Когда Алексей Петрович вернулся, пепельноликая Балабанова, оторвавшись от пластикового корытца, оборотила к нему свои раскосые щенячьи глаза — сейчас сгущённое молоко, — и, залезши тупо-палой щепотью в западный закоулок переносицы (отчего приподнялась черепаховая очешная дужка), обратилась к утреннему чтению: поглощению вприкуску итальянского перевода крупнокалиберного Калибана Мирводова, там, где сначала про похождения Семмельвейса, а после — об английской горничной, становящейся, через пару страниц, в матримониальных авторских целях, ирландкой и, естественно, католичкой — так полёт пера, этого средоточия души писателя, опережает его же взор, а плетущийся ум и подавно: куда тебе, подёнщицкая тень Ахилла, со мною, Балдою, носиться, обгони-ка ты мою меньшую сестрицу! Step — step — step! Ха!

Самолёт ринулся вниз, точно ведьма, стержнем ухвата нацелившаяся в де Голлев содом. Балабанова заткнула уши сводчатотыльными конусами-альбиносами, отбросивши порожнюю коробку с псевдоготическим заверением: «Protezioni uditive in cera naturale». Теперь ясно виднелся её белорусский стоячий воротничок, вышитый жёлтым и зелёным орнаментом на кикладский лад, позаимствованный впоследствии Ивом Сен-Лораном для своей коллекции, перед тем как прямиком отправиться в ад: возвращение к геометрии, и то верно — треть Великого Хазара позади! Хрюк!

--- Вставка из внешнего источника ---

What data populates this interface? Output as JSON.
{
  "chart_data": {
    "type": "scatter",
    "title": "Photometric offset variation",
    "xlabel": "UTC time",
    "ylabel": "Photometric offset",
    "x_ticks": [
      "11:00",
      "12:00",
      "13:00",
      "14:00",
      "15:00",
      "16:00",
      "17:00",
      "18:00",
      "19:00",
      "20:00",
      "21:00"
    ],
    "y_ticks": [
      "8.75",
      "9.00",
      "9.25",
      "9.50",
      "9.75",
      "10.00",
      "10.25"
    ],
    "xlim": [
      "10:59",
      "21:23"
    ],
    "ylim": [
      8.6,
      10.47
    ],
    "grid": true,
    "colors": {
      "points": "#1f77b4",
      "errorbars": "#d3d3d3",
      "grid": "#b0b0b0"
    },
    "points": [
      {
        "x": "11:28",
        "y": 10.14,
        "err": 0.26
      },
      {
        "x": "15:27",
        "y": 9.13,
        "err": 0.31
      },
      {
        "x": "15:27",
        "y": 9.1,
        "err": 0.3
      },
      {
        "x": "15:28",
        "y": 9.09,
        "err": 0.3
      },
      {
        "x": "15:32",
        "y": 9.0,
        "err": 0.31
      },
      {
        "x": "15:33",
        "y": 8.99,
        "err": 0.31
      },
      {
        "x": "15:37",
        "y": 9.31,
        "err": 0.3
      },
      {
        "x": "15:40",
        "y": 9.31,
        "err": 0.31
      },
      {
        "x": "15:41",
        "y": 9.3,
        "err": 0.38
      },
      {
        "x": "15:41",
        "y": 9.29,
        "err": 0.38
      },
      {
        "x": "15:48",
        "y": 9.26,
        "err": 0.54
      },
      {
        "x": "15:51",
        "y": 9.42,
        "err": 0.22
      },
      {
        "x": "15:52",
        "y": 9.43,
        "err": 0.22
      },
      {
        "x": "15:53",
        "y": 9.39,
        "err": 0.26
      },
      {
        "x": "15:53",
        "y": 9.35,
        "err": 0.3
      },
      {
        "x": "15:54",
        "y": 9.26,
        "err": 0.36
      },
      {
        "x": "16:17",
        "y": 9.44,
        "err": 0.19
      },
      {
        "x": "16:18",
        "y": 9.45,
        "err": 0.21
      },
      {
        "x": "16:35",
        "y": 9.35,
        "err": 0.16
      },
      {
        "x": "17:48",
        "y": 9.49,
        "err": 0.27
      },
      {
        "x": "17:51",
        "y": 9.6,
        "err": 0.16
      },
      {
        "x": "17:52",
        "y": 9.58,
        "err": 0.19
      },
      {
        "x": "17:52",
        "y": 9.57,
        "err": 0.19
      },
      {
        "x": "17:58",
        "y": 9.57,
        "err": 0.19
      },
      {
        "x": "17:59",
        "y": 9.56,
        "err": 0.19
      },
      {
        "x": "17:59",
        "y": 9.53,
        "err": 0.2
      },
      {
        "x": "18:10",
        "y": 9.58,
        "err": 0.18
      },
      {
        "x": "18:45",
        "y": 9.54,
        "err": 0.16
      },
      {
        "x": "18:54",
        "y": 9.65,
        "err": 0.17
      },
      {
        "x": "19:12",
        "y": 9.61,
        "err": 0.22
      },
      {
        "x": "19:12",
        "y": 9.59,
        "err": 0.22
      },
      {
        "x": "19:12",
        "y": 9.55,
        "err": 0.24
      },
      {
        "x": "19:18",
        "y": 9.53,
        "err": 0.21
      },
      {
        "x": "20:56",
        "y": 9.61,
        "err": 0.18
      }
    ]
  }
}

Стюардесса осклабилась на Алексея Петровича, похлопала себя по паху, пригласительно, точно кит, зазывающий в себя, и он покладисто сковал себя пряжкой, молниеносно зазолотившейся под Солнцем, уже осоловелым от утреннего хмеля, — чтобы рассмотреть его основательно: нежный, розоватый в червонных космах обод, глубже (белый лунь сатанеющий лавой пробирающихся в самые недра зрачков) надо обуздать дичающие от муки глаза, сильнее, нежели когда отслаиваешь созвездие Грааля от полуночных киммерийских небес. Хотелось узнать, который час, но лучезапястный сустав чавкающей Балабановой прожигал огненный чирий, делающий время недоступным, отчего спесивилось, лазоревея и пламенея, пространство, безумно ровно разлиновывая Францию прямоугольниками, так что жаждалось разметать её доселе вымуштрованные рубежи к чертям (уезжанным, сонным, прикрывающимся, гримасничая, от света лапками, поднося их к козырькам швабского картуза), пролетавшим над Алексеем Петровичем вместе с колдуном в ступе да парой ворон — нижняя, точно тень товарки, передразнивала её каждым взмахом крыл, и даже резкой пуховой оторочкой этих крыльев.

Вялой своей лапой Балабанова принимала по три ветчинных ломтя, переплетала их с кольцами бекона и, изумительно громогласно хрюкая, отправляла трепетноанусный свиток себе в пасть, не приминувши отогнуть мизинец, который тотчас по избавлении от ноши втискивался меж потрёпанных потрохов Мирводова, в свою очередь сыпавшего от удовольствия микроскопической бумажной пылью — манной на круассаны мегере-кухарке, так и не нашедшей себе государства.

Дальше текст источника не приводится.